Quelles sont les grandes lignes du programme de la coalition de droite, donnée favorite aux élections italiennes du 25 septembre?
Marc Lazar:
Cette coalition, qui entend renverser la table sur un grand nombre de sujets, se veut d’abord rassurante sur des questions majeures qui engagent l’Italie à l’international: bien que divisée en son sein sur la guerre en Ukraine, elle indique qu’elle resterait dans les deux grandes alliances que sont l’OTAN et l’Union européenne, tout en manifestant son souhait d’avoir une Europe plus politique, moins bureaucratique, ce qui constitue un grand point d’interrogation sur ce que signifie cette proposition.

Passées ces garanties à l’OTAN et à l’Union européenne, que veut cette coalition?
Elle entend favoriser un plus grand développement de l’économie italienne, principalement par une baisse d’impôts, même si cette proposition est le sujet de divergences au sein de la coalition entre la Ligue de Matteo Salvini et Fratelli d'Italia de Giorgia Meloni. La coalition a ensuite des propositions très nettes sur des questions de sécurité. Elle veut, entre autres, une régulation des flux de migrants. Elle soutient une idée, qui suscite peut-être le plus de controverses actuellement en Italie, à savoir l’élection du président de la République au suffrage universel, sans qu’on sache exactement quels seraient les pouvoirs qui lui seraient conférés.

«Il est question aussi de rétablir la production d’énergie nucléaire, alors que les Italiens ont par deux fois refusé le maintien de cette énergie. Or, on assiste en Italie à un retournement de l’opinion sur cette question, en lien avec la crise énergétique et la guerre en Ukraine»

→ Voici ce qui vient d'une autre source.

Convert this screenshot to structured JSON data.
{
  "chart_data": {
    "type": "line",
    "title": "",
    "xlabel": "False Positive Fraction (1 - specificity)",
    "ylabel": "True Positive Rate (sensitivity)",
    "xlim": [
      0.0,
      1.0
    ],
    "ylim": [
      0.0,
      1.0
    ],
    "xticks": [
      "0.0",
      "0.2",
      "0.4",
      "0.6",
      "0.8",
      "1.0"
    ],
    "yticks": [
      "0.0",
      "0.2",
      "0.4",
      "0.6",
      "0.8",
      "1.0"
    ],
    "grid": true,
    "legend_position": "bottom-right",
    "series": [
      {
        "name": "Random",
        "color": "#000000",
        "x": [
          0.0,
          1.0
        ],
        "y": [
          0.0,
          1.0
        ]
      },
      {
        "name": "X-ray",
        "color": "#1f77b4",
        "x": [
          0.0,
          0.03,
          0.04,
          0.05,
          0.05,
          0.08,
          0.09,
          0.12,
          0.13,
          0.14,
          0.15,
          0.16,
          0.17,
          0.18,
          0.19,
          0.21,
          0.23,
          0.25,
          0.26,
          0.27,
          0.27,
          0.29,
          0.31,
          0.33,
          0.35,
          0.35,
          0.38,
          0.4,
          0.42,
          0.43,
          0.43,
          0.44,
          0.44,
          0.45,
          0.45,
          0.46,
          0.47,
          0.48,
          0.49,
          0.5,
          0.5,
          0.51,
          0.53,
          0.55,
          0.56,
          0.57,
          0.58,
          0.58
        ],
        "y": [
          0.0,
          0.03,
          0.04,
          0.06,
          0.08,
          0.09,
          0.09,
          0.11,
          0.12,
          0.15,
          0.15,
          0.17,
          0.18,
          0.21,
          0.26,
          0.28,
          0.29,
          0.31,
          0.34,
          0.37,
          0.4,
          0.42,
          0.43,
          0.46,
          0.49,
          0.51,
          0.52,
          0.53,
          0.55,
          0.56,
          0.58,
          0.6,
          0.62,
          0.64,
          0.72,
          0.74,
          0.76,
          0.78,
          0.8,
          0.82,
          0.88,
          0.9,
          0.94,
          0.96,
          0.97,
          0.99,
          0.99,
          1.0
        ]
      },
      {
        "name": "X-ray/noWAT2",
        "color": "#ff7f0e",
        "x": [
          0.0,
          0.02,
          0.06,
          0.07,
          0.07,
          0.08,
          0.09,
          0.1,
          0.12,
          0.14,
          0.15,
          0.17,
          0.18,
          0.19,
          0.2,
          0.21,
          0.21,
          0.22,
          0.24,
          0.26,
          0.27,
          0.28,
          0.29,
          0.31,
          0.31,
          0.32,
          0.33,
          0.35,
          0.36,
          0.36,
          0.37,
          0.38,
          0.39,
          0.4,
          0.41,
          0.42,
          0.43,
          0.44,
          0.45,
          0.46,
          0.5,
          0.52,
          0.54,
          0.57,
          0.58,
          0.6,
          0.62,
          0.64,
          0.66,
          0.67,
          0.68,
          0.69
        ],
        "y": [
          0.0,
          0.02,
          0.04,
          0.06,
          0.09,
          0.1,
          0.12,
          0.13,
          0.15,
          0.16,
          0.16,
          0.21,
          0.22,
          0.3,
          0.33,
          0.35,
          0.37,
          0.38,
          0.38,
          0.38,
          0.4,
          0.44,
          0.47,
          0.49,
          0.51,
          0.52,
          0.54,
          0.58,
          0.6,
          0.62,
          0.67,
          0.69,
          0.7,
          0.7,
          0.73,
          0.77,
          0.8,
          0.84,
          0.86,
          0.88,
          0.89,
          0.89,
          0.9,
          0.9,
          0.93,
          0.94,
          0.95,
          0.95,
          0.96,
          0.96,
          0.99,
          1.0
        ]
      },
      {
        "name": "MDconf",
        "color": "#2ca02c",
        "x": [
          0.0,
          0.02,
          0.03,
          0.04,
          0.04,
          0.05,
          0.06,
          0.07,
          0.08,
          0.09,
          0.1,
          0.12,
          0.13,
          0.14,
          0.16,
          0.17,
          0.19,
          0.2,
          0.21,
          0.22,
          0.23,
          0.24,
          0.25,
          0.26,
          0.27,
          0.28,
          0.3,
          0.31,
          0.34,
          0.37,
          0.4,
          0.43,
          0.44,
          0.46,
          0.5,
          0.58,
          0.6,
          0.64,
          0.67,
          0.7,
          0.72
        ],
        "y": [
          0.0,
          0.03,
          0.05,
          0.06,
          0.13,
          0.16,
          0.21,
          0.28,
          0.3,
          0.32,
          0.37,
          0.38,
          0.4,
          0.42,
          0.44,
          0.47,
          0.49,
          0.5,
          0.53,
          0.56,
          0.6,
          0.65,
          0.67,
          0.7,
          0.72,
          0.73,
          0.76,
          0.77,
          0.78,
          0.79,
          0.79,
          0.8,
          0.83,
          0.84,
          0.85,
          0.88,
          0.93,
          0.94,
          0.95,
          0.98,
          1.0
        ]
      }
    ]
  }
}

A propos des impôts, sur quoi les partis de la coalition de droite divergent-ils?
Sur le type d’imposition. La Ligue de Matteo Salvini est pour une «flat tax» de 15% pour tous jusqu’à 100 000 euros de revenus. Giorgia Meloni, bien que favorable, elle aussi, sur le principe à une baisse des impôts, veut d’abord voir quelle sera la marge de financement de l’Etat avant d’engager une réforme en vue d’une éventuelle réduction de ceux-ci.

Les associations LGBT craignent l’arrivée au pouvoir de cette coalition. Pourquoi?

«L’arrivée au pouvoir de la coalition de droite fait incontestablement peur à ces associations représentantes de minorités. En effet, à plusieurs reprises, Giorgia Meloni a expliqué qu’elle était résolument opposée à ce qu’elle appelle le lobby LGBT»

Elle a aussi fait des déclarations très ambiguës sur le fait qu’elle était en faveur de la culture de la vie contre la culture de la mort. Elle a déposé en 2019 comme conseillère municipale à Rome une proposition, rejetée à l’époque, consistant à enterrer les fœtus morts, avortés, donc, y compris sans l’autorisation de la mère. Même si, depuis l’arrêt de la Cour suprême américaine défédéralisant le droit à l’avortement, elle a dit qu'elle ne reviendrait pas sur la loi légalisant l’IVG, les femmes s’inquiètent de la possibilité d’un détournement de la loi par la coalition de droite, voire d’un retour à cette idée d’imposer l’enterrement des fœtus morts, qui vise à stigmatiser et à humilier les femmes qui recourent à l’interruption volontaire de grossesse.

Tous les partis de la coalition partagent-ils la même ligne sur ces questions de société?
Non. Si Fratelli d’Italia et la Ligue partagent ces positions conservatrices, voire réactionnaires, ce n’est pas le cas de Forza Italia. Le parti de Silvio Berlusconi est très discret là-dessus.

Sur la guerre en Ukraine, quelles sont les positions de chacun à l’intérieur de la coalition?

«Cette guerre, c’est un point névralgique au sein de cette coalition, son talon d’Achille»

En quoi et pourquoi?
Giorgia Meloni a immédiatement condamné l’invasion russe, soutenu le peuple ukrainien, et alors qu’elle était dans l’opposition à Mario Draghi, le président du Conseil démissionnaire, elle lui a apporté son soutien sur les sanctions contre la Russie et même pour l’envoi d’armes au gouvernement ukrainien.​

«A l’inverse, la Ligue de Matteo Salvini est une formation pro-russe. La Ligue a signé un accord avec le parti de Vladimir Poutine, Russie unie. Matteo Salvini a encensé à plusieurs reprises le chef de l’Etat russe, disant même qu’il faudrait des Poutine en Europe. On suspecte même que la Ligue a pu obtenir des financements de la part de Russie unie»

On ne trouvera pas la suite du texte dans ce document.